Das bedeutendste Risiko für die österreichischen Banken stammt aus dem klassischen Kreditgeschäft. Im Wesentlichen sind das unerwartete Zahlungsausfälle von Privat- und Firmenkunden. Dazu kommen noch weitere Risiken wie z. B. Änderungen von Zinssätzen und Marktpreisen, Währungsschwankungen, IT-Risiken oder Rechtsrisiken. Grundsätzlich gilt, dass riskantere Geschäfte zu einem höheren Kapitalerfordernis führen als weniger riskante Geschäfte.
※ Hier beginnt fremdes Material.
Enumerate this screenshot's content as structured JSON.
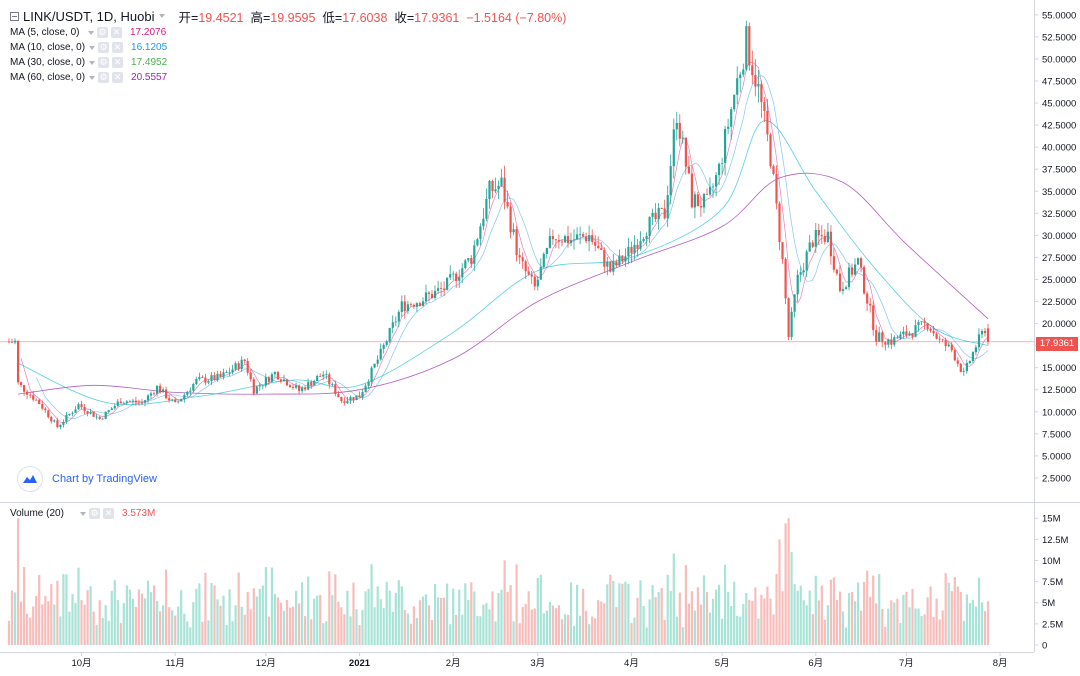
{
  "header": {
    "symbol": "LINK/USDT, 1D, Huobi",
    "open_label": "开=",
    "open": "19.4521",
    "high_label": "高=",
    "high": "19.9595",
    "low_label": "低=",
    "low": "17.6038",
    "close_label": "收=",
    "close": "17.9361",
    "change": "−1.5164 (−7.80%)"
  },
  "indicators": [
    {
      "name": "MA (5, close, 0)",
      "value": "17.2076",
      "color": "#d6197d"
    },
    {
      "name": "MA (10, close, 0)",
      "value": "16.1205",
      "color": "#2196f3"
    },
    {
      "name": "MA (30, close, 0)",
      "value": "17.4952",
      "color": "#4caf50"
    },
    {
      "name": "MA (60, close, 0)",
      "value": "20.5557",
      "color": "#9c27b0"
    }
  ],
  "volume_indicator": {
    "name": "Volume (20)",
    "value": "3.573M",
    "color": "#ef5350"
  },
  "branding": {
    "text": "Chart by TradingView"
  },
  "last_price_label": "17.9361",
  "colors": {
    "up": "#26a69a",
    "down": "#ef5350",
    "up_volume": "#a7e3d6",
    "down_volume": "#f8bcba",
    "ma5": "#d6197d",
    "ma10": "#2196f3",
    "ma30": "#4caf50",
    "ma60": "#9c27b0",
    "last_price_line": "#ef5350"
  },
  "chart_data": {
    "type": "candlestick",
    "price_axis": {
      "ticks": [
        "55.0000",
        "52.5000",
        "50.0000",
        "47.5000",
        "45.0000",
        "42.5000",
        "40.0000",
        "37.5000",
        "35.0000",
        "32.5000",
        "30.0000",
        "27.5000",
        "25.0000",
        "22.5000",
        "20.0000",
        "17.5000",
        "15.0000",
        "12.5000",
        "10.0000",
        "7.5000",
        "5.0000",
        "2.5000"
      ],
      "range": [
        0,
        56
      ]
    },
    "volume_axis": {
      "ticks": [
        "15M",
        "12.5M",
        "10M",
        "7.5M",
        "5M",
        "2.5M",
        "0"
      ],
      "range": [
        0,
        15.5
      ]
    },
    "time_axis": {
      "labels": [
        "10月",
        "11月",
        "12月",
        "2021",
        "2月",
        "3月",
        "4月",
        "5月",
        "6月",
        "7月",
        "8月"
      ]
    },
    "close_path": [
      {
        "x": "2020-09-10",
        "y": 13.2
      },
      {
        "x": "2020-09-17",
        "y": 11.0
      },
      {
        "x": "2020-09-23",
        "y": 8.3
      },
      {
        "x": "2020-09-30",
        "y": 10.8
      },
      {
        "x": "2020-10-07",
        "y": 9.2
      },
      {
        "x": "2020-10-14",
        "y": 11.3
      },
      {
        "x": "2020-10-21",
        "y": 11.0
      },
      {
        "x": "2020-10-26",
        "y": 12.8
      },
      {
        "x": "2020-11-01",
        "y": 10.8
      },
      {
        "x": "2020-11-08",
        "y": 13.5
      },
      {
        "x": "2020-11-16",
        "y": 13.9
      },
      {
        "x": "2020-11-24",
        "y": 15.8
      },
      {
        "x": "2020-11-27",
        "y": 12.5
      },
      {
        "x": "2020-12-04",
        "y": 14.4
      },
      {
        "x": "2020-12-12",
        "y": 12.4
      },
      {
        "x": "2020-12-20",
        "y": 14.3
      },
      {
        "x": "2020-12-26",
        "y": 11.3
      },
      {
        "x": "2021-01-01",
        "y": 11.8
      },
      {
        "x": "2021-01-08",
        "y": 16.6
      },
      {
        "x": "2021-01-15",
        "y": 22.0
      },
      {
        "x": "2021-01-22",
        "y": 22.8
      },
      {
        "x": "2021-01-29",
        "y": 24.0
      },
      {
        "x": "2021-02-07",
        "y": 27.5
      },
      {
        "x": "2021-02-13",
        "y": 35.0
      },
      {
        "x": "2021-02-17",
        "y": 35.8
      },
      {
        "x": "2021-02-23",
        "y": 27.0
      },
      {
        "x": "2021-02-28",
        "y": 24.0
      },
      {
        "x": "2021-03-06",
        "y": 30.0
      },
      {
        "x": "2021-03-12",
        "y": 29.5
      },
      {
        "x": "2021-03-18",
        "y": 30.0
      },
      {
        "x": "2021-03-25",
        "y": 26.0
      },
      {
        "x": "2021-03-31",
        "y": 28.0
      },
      {
        "x": "2021-04-06",
        "y": 31.0
      },
      {
        "x": "2021-04-12",
        "y": 32.5
      },
      {
        "x": "2021-04-16",
        "y": 44.0
      },
      {
        "x": "2021-04-21",
        "y": 34.0
      },
      {
        "x": "2021-04-26",
        "y": 33.5
      },
      {
        "x": "2021-04-30",
        "y": 37.5
      },
      {
        "x": "2021-05-05",
        "y": 46.0
      },
      {
        "x": "2021-05-09",
        "y": 52.0
      },
      {
        "x": "2021-05-13",
        "y": 46.5
      },
      {
        "x": "2021-05-17",
        "y": 39.0
      },
      {
        "x": "2021-05-21",
        "y": 27.0
      },
      {
        "x": "2021-05-23",
        "y": 18.5
      },
      {
        "x": "2021-05-26",
        "y": 25.0
      },
      {
        "x": "2021-05-31",
        "y": 29.5
      },
      {
        "x": "2021-06-05",
        "y": 30.0
      },
      {
        "x": "2021-06-09",
        "y": 24.0
      },
      {
        "x": "2021-06-15",
        "y": 27.0
      },
      {
        "x": "2021-06-21",
        "y": 18.5
      },
      {
        "x": "2021-06-26",
        "y": 18.0
      },
      {
        "x": "2021-07-02",
        "y": 19.0
      },
      {
        "x": "2021-07-08",
        "y": 20.0
      },
      {
        "x": "2021-07-12",
        "y": 18.0
      },
      {
        "x": "2021-07-16",
        "y": 17.0
      },
      {
        "x": "2021-07-20",
        "y": 14.2
      },
      {
        "x": "2021-07-24",
        "y": 17.5
      },
      {
        "x": "2021-07-27",
        "y": 19.45
      },
      {
        "x": "2021-07-28",
        "y": 17.9361
      }
    ],
    "moving_averages": [
      {
        "name": "MA (30, close, 0)",
        "points": [
          {
            "x": "2020-09-10",
            "y": 15.5
          },
          {
            "x": "2020-10-10",
            "y": 11.0
          },
          {
            "x": "2020-11-10",
            "y": 11.8
          },
          {
            "x": "2020-12-10",
            "y": 13.6
          },
          {
            "x": "2021-01-01",
            "y": 13.0
          },
          {
            "x": "2021-02-01",
            "y": 19.0
          },
          {
            "x": "2021-03-01",
            "y": 26.0
          },
          {
            "x": "2021-04-01",
            "y": 27.5
          },
          {
            "x": "2021-05-01",
            "y": 33.0
          },
          {
            "x": "2021-05-15",
            "y": 43.0
          },
          {
            "x": "2021-06-01",
            "y": 35.0
          },
          {
            "x": "2021-06-20",
            "y": 26.5
          },
          {
            "x": "2021-07-10",
            "y": 19.5
          },
          {
            "x": "2021-07-28",
            "y": 17.5
          }
        ]
      },
      {
        "name": "MA (60, close, 0)",
        "points": [
          {
            "x": "2020-09-10",
            "y": 12.0
          },
          {
            "x": "2020-10-05",
            "y": 13.0
          },
          {
            "x": "2020-11-01",
            "y": 12.2
          },
          {
            "x": "2020-12-01",
            "y": 12.0
          },
          {
            "x": "2021-01-01",
            "y": 12.5
          },
          {
            "x": "2021-02-01",
            "y": 16.0
          },
          {
            "x": "2021-03-01",
            "y": 22.5
          },
          {
            "x": "2021-04-01",
            "y": 27.0
          },
          {
            "x": "2021-05-01",
            "y": 31.0
          },
          {
            "x": "2021-05-20",
            "y": 36.5
          },
          {
            "x": "2021-06-10",
            "y": 36.0
          },
          {
            "x": "2021-07-01",
            "y": 29.0
          },
          {
            "x": "2021-07-28",
            "y": 20.5557
          }
        ]
      }
    ],
    "last_close": 17.9361,
    "volume_range": [
      0,
      15
    ]
  }
}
Aber auch schwache Kontrollmechanismen für bestehende Risiken oder ein unzureichendes Risikomanagement können zu einer schlechteren Beurteilung führen und in weiterer Folge das Kapitalerfordernis erhöhen.
Im Rahmen des SREP wird die Selbsteinschätzung der Bank mit den gesetzlichen Erfordernissen verglichen und geprüft, ob die Risikoeinschätzung der Bank vollständig und ausreichend konservativ ist. Planzahlen und mögliche zukünftige Herausforderungen werden plausibilisiert und beurteilt, und die Berechnungen der Banken werden mit aufsichtlichen Berechnungsmethoden verglichen. Weitere Informationen über potenzielle Mängel aus Vor-Ort-Prüfungen oder anderen Quellen werden ebenso berücksichtigt.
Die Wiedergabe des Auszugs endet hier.